Does green credit improve the core competence of commercial banks? Based on quasi-natural experiments in China
Sumei Luo,
Shenghui Yu and
Guangyou Zhou
Energy Economics, 2021, vol. 100, issue C
Abstract:
The green credit policy is one of the key components of environmental policy. It has become an important issue to study how to implement the green credit policy and to evaluate its effect. From the perspective of environmental regulation, this paper attempts to construct a comprehensive score of commercial banks' competence by factor analysis, and constructs a quasi-natural experiment based on “Green Credit Guidelines” published in 2012 and uses Differences-in-Differences (DID) to test the impact of green credit implementation on commercial banks' core competence.
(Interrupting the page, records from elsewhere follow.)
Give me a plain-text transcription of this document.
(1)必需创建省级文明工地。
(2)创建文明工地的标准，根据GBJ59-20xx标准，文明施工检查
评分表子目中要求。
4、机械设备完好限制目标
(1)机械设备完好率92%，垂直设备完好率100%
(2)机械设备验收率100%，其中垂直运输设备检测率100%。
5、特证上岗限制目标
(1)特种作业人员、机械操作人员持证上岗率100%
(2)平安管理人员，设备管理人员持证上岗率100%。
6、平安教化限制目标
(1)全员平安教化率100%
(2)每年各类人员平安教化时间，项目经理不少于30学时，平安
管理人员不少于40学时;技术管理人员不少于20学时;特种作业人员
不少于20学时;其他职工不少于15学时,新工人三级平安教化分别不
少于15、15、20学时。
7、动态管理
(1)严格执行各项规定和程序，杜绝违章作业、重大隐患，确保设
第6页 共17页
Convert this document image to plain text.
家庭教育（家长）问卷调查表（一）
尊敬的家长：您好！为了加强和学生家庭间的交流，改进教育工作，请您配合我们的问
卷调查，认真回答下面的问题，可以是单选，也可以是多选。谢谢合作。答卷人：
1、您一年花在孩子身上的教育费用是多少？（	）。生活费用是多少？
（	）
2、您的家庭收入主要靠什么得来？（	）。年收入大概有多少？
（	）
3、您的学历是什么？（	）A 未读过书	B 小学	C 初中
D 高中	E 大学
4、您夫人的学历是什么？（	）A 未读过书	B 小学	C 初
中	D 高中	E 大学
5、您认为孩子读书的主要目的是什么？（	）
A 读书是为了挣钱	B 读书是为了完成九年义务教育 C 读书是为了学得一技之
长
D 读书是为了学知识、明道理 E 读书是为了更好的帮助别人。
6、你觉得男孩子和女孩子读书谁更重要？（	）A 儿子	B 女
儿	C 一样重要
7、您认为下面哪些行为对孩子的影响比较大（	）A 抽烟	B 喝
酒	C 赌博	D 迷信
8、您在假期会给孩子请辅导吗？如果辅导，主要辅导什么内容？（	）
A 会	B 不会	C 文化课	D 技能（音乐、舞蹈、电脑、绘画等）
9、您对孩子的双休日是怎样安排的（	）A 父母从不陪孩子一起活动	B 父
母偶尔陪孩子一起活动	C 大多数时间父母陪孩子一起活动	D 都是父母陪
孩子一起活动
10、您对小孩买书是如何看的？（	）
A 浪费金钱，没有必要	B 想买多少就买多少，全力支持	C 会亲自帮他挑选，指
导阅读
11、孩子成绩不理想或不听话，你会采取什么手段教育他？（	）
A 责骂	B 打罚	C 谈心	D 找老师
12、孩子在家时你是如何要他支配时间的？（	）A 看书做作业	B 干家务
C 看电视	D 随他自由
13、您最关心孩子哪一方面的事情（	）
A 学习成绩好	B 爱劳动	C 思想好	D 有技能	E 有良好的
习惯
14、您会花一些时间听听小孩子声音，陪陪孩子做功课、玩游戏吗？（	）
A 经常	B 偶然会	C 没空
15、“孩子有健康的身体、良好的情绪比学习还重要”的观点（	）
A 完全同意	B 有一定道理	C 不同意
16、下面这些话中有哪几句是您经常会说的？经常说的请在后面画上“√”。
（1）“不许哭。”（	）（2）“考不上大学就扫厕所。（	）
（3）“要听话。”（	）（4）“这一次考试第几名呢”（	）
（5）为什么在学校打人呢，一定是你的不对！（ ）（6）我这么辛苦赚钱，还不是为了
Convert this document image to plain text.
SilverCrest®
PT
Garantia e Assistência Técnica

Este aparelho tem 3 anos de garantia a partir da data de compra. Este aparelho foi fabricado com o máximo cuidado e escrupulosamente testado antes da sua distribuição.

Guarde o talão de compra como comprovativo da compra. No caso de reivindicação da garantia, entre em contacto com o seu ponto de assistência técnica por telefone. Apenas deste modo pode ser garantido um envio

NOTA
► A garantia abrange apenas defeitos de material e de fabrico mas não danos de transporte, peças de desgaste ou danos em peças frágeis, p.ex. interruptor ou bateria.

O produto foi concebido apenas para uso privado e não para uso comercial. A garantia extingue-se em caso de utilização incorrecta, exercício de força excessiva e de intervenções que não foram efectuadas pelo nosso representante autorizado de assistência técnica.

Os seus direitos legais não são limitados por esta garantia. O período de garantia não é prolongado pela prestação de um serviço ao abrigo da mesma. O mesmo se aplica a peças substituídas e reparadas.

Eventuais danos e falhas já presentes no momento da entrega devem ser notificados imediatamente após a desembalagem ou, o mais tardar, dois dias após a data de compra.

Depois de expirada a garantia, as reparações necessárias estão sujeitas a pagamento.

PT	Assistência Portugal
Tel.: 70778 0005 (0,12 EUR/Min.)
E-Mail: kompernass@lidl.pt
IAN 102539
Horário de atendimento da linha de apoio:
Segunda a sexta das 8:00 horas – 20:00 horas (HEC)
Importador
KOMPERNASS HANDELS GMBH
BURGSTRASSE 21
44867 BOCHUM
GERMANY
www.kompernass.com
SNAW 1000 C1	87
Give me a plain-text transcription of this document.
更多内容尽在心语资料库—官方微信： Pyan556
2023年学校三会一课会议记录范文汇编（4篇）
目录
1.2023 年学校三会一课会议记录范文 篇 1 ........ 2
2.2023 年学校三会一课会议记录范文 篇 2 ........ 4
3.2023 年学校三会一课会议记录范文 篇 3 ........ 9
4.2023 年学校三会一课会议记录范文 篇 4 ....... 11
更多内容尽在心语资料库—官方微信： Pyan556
The results show that green credit has a significant effect on the overall bank competence. Among them, the promotion effect of urban and rural commercial banks is higher than the industry average, and the promotion effect has weakened in the years after the policy was announced. Furthermore, from the dual perspectives of credit risk and reputation risk, the Difference-in-Difference-in-Difference (DDD) is used to test the impact mechanism of green credit on the core competence of banks. The results show that, compared with banks with lower credit risk and reputation risk, banks with higher credit risk and reputation risk experience greater enhancement in core competence by green credit.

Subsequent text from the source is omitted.